誰が為ぞ-3
体が動かないという現実は、耐え難い事実として父に重くのし掛かった。
酒を呑む度に多弁になって下らない洒落で笑っていた父は、酒を煽る度に寡黙になった。
動きたい、動かない。
父の心がどんな葛藤を繰り返したのかは分からない。
けれど遂には一言も発する事は無くなり、一日をベッドで過ごすようになってしまった。
――――
カタン、と小さな音がして私は目を覚ました。
郵便受けに手紙が届いたのだと寝ぼけ眼で理解して、玄関へと向かうとひんやりとした空気が頬を掠める。
外にはちらほらと雪が舞い始めている。
「あぁ美代ちゃんからか」
数年前にこの村から引っ越した友人は、季節の変わり目に思い出したように手紙をくれる。内容は友人の近況。
希望の進路に進めそうだと言うこと。
旅行に行ったこと。
面白い友人が出来たということ。
ただ日々の戯れ、他愛もない話題。それを私が切望する事だなんて友人は知らないから無邪気にじわじわと首を絞められているような感覚に陥る事がある。どす黒い感情が足元を這いずりながら私を浸食する。
このままずっと、永遠に、恒久に、この時間が続く?
「今夜は吹雪くかな?」
私は曇った窓を覗いて、何も考えないようにした。
夕刻を過ぎる頃には鉛色の雲が空を包む、どこからこんなに降るんだろうと言いたくなる位の雪が、落ちては溶けていく。

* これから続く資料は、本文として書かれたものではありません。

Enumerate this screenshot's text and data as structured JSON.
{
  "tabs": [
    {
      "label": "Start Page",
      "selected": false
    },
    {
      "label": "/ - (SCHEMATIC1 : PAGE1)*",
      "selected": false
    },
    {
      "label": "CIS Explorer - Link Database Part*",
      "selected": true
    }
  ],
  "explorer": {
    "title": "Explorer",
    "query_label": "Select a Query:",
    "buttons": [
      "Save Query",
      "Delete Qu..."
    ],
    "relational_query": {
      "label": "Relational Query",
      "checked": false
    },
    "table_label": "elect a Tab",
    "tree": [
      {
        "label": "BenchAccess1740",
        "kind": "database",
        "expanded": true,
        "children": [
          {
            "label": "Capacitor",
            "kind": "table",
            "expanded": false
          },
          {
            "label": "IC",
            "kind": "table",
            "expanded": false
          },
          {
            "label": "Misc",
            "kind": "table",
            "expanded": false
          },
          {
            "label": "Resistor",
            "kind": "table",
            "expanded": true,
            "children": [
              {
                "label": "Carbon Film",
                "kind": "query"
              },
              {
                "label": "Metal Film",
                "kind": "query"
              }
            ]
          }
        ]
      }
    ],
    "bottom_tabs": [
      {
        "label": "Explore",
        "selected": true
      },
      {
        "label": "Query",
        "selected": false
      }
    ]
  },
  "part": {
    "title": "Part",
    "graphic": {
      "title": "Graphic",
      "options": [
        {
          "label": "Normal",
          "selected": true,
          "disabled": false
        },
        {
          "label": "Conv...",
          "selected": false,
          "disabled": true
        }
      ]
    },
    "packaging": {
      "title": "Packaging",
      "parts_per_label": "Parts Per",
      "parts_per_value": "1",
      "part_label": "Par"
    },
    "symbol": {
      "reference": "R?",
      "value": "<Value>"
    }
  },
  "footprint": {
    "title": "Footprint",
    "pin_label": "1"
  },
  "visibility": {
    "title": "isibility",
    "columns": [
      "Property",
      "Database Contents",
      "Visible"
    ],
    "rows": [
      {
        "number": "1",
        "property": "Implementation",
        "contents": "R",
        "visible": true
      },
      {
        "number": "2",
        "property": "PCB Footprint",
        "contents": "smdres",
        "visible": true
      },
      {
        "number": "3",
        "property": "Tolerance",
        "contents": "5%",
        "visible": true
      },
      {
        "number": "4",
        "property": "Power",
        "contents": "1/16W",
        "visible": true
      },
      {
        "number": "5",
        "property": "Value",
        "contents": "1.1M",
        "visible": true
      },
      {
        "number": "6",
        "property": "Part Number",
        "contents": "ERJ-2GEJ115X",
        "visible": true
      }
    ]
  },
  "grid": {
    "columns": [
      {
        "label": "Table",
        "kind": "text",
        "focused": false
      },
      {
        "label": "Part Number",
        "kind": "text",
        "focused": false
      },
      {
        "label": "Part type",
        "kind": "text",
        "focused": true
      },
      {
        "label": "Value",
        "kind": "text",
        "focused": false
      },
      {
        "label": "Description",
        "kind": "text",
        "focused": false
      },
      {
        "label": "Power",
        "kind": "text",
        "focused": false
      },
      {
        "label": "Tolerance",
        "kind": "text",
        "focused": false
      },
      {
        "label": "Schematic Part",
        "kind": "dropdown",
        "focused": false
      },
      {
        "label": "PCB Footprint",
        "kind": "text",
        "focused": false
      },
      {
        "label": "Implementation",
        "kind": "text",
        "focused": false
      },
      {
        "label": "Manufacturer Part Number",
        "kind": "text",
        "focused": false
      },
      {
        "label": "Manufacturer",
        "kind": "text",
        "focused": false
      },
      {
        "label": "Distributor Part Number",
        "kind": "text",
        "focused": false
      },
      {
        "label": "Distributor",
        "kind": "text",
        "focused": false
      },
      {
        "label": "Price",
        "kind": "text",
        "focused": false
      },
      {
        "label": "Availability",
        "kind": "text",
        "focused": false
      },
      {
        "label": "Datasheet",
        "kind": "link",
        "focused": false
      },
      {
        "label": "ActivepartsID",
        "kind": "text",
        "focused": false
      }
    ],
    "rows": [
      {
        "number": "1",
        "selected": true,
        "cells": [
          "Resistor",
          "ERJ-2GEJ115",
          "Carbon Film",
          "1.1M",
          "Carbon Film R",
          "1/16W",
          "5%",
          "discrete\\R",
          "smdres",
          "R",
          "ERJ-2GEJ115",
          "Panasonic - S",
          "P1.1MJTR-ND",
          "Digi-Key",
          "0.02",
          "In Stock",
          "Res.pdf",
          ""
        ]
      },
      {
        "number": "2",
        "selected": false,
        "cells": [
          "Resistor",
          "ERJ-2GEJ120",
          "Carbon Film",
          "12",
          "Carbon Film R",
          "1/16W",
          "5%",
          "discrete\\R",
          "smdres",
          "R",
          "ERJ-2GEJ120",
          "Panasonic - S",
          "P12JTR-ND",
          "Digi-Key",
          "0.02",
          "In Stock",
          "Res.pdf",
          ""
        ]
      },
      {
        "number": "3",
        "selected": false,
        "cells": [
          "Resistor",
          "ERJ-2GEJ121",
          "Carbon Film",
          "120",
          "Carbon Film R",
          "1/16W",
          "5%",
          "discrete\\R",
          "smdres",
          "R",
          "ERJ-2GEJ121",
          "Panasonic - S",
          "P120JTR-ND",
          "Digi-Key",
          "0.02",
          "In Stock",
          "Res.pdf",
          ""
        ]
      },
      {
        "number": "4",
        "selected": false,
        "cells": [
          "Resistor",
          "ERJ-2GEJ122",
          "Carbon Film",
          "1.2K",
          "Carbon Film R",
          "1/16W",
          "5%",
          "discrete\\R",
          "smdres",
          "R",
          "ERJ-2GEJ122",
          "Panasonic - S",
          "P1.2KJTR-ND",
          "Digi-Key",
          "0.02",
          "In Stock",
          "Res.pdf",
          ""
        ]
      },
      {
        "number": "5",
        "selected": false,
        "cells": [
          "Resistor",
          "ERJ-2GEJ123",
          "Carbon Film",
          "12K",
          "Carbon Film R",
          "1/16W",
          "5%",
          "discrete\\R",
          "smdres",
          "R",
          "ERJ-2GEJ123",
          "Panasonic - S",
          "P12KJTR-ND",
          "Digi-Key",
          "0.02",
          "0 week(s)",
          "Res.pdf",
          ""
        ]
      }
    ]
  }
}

テレビからは天気予報、この村の天気をダイレクトに伝えてはくれないけれど山間部は吹雪くでしょう、との声に私はため息をついた。
もうそろそろ、父に夕食を食べさせて体を拭く時間だな、そんな事を考えながら立ち上がるのと電話のベルが鳴るのは、図ったように一緒のタイミングだった。
「もしもし?」
駐在さんか、それとも父の掛かり付けの医者かしらと電話を取る。
私達を心配して電話をくれるのはその二人位だ。
『久しぶり、私よ』
「誰?」
心当たりのあるとても懐かしい声だったけれど、私は当たって欲しくはなくて知らない振りをした。
『もうお母さんよ!今日ね偶然街で竹下さんに会ったのよ。それであなた達の話し聞いて、ね』
「久しぶりに思い出したんだ、私たちの事」
竹下さんの引越しは昨日だからもう無事に終わったのだとぼんやりと思った。